For the world's central banks: More than 130 countries are exploring their own CBDCs, and almost all look to China as a reference. Brazil's Drex, for example, shares several premises with the e-CNY — state control, traceability, programmability of money.
For privacy: China has shown that it is possible to operate an almost entirely digital economy. But the price is total transaction transparency to the State. Every purchase, every transfer, every donation is recorded. Is it efficient? Yes. Is it unsettling? Also.
For emerging countries: The Chinese model proves that it is not necessary to go through the credit card era. Pix in Brazil, M-Pesa in Kenya, UPI in India — all followed, consciously or not, the path opened by WeChat Pay and Alipay. Skipping technological stages is possible when the right infrastructure exists.
The future: paying with the palm of your hand (literally)
If you think QR codes are advanced, China is already on the next step. WeChat Pay and Alipay are testing payments by facial recognition and palm scanning in supermarkets and subways. You walk in, grab what you want, and walk out — the camera recognizes your face and charges automatically.

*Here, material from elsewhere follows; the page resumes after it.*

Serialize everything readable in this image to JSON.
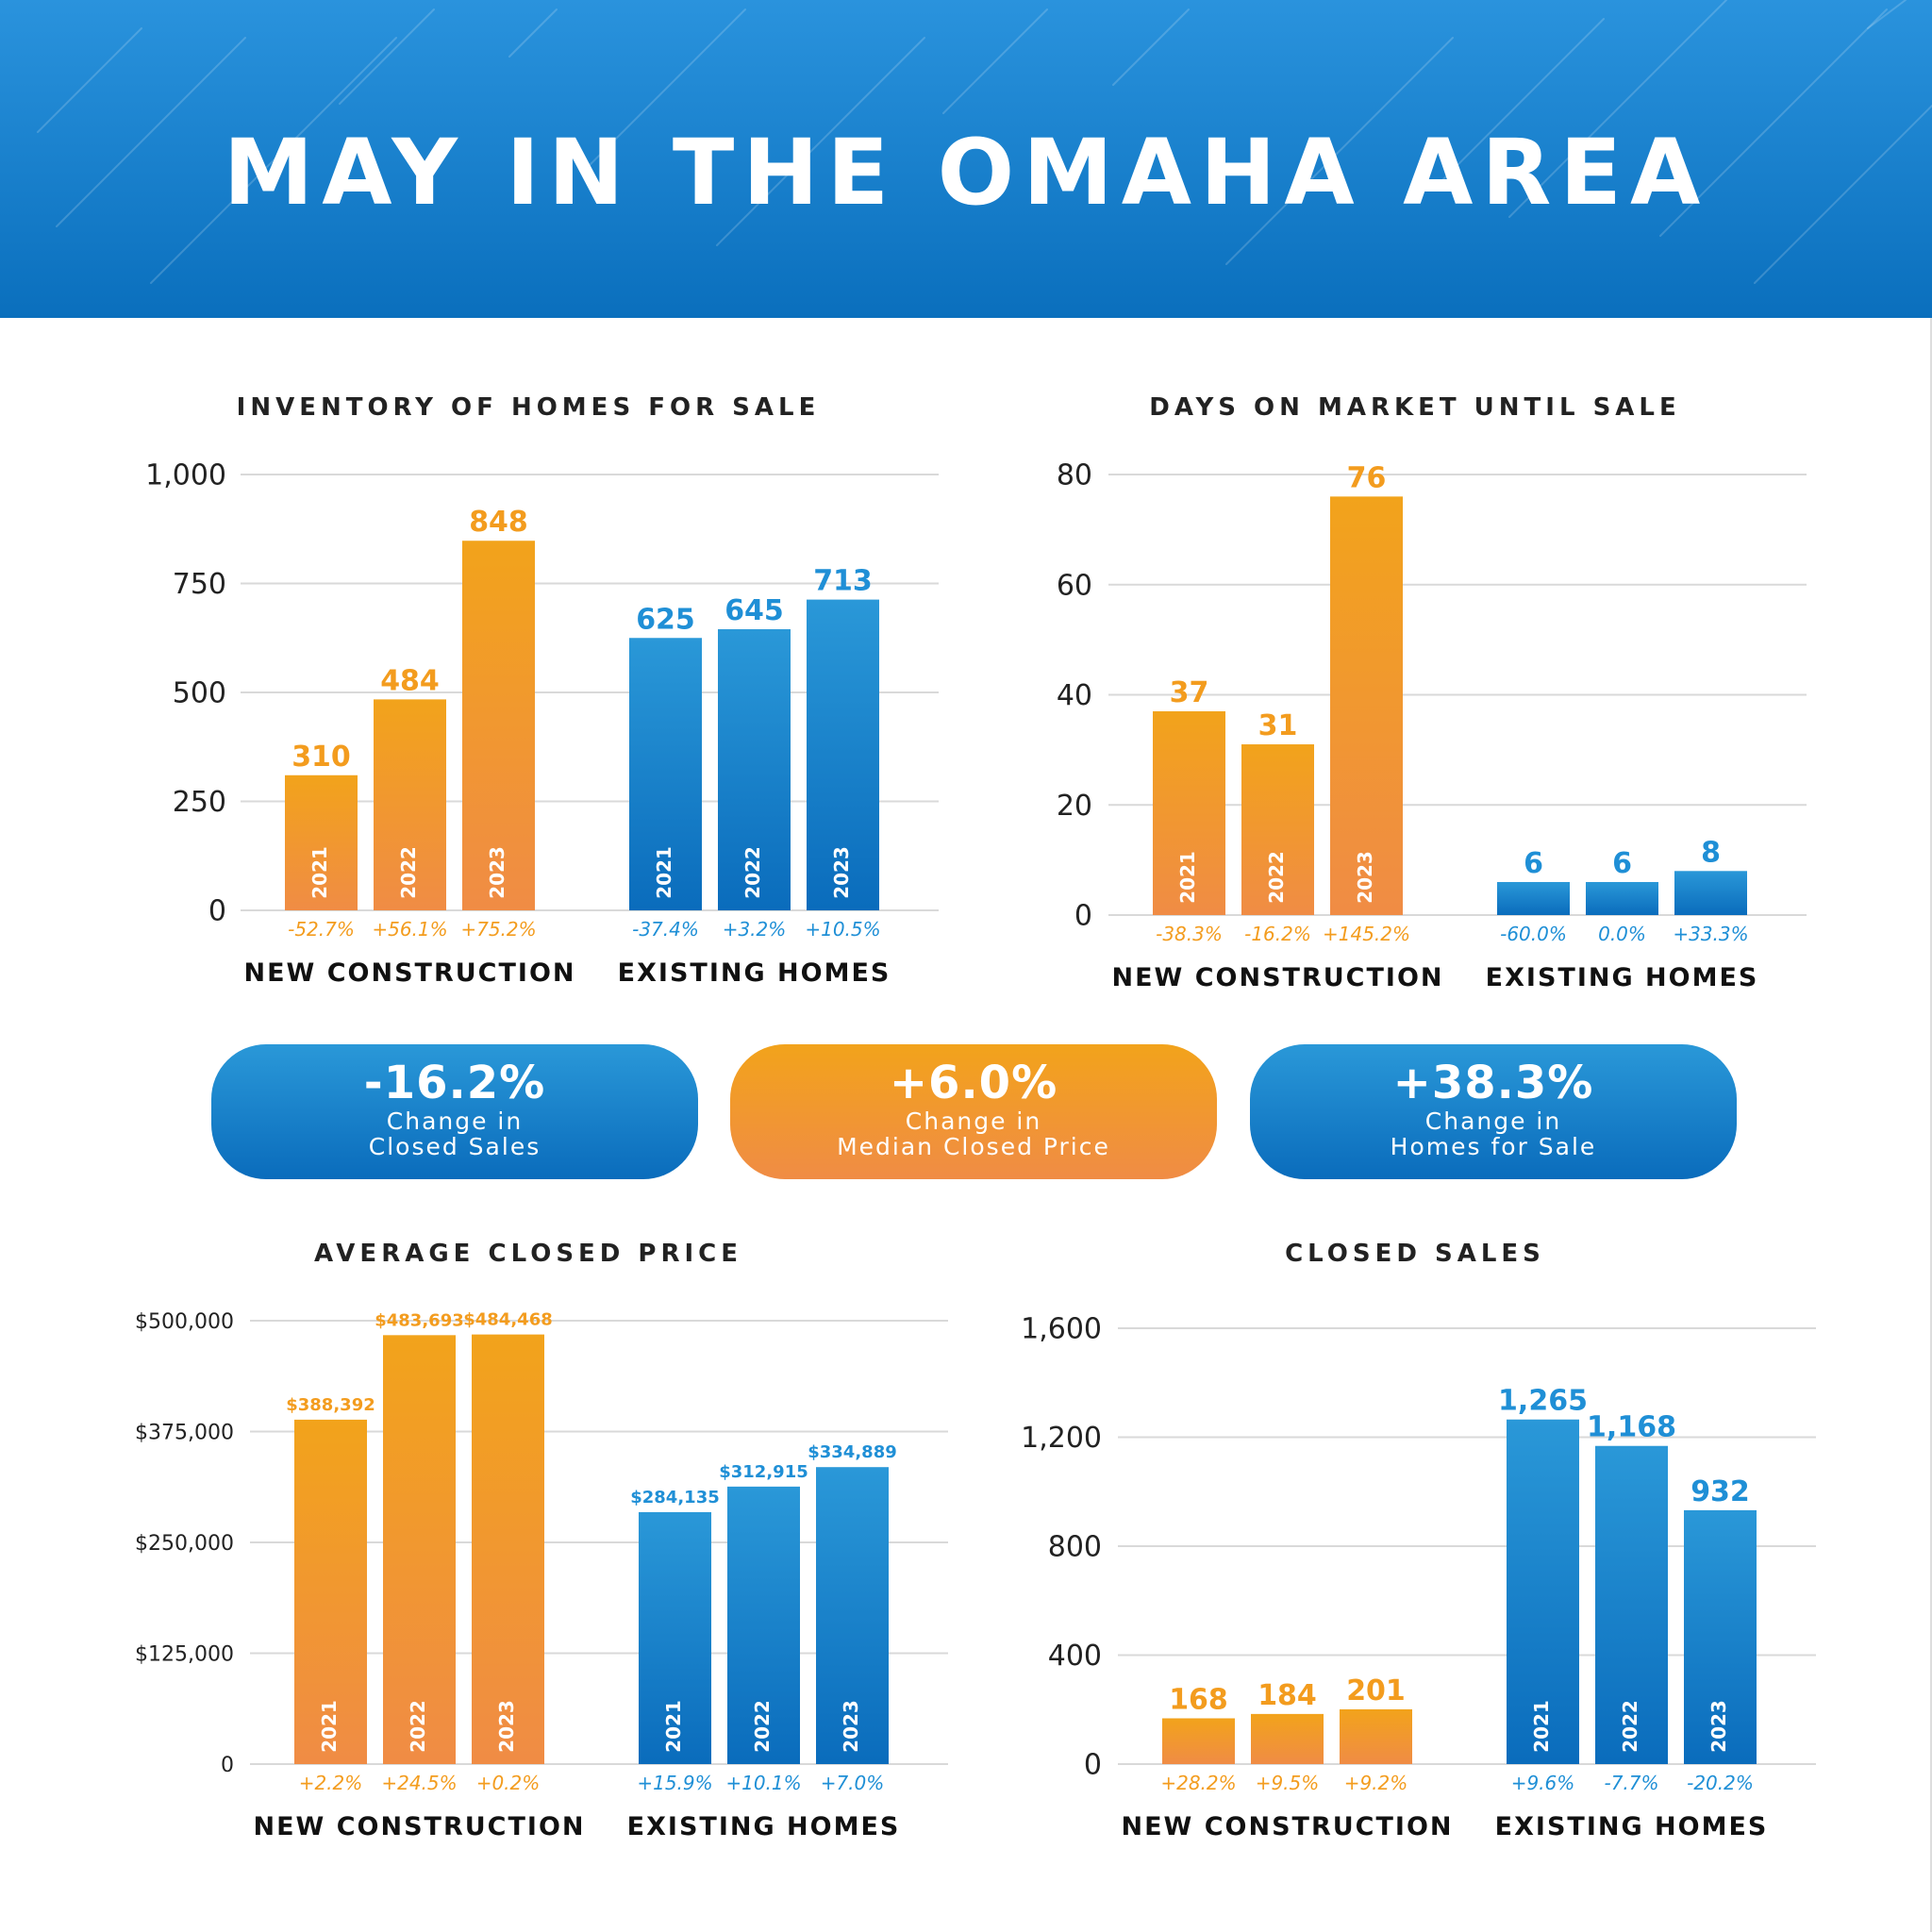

Tencent already operates more than 1,000 stores with this system. Alipay has "smile to pay" terminals spread across KFC chains and Family Mart convenience stores. The error rate is less than 0.001%, according to the companies.
Competition between platforms also drives innovation. Alipay launched a sound barcode payment feature — useful for visually impaired people. WeChat Pay integrated payments within live streams, allowing you to buy a product during a broadcast without leaving the app. Meituan (food delivery) and Didi (transportation) process billions of transactions per month, all through these two ecosystems.
Meanwhile, the digital yuan advances quietly. The PBOC is testing physical e-CNY cards for elderly people who don't use smartphones, smart bracelets for payment, and even chips embedded in jackets for proximity payment.
China is not asking "should we digitize money?". That question was answered years ago. The question now is: "how far will this go?".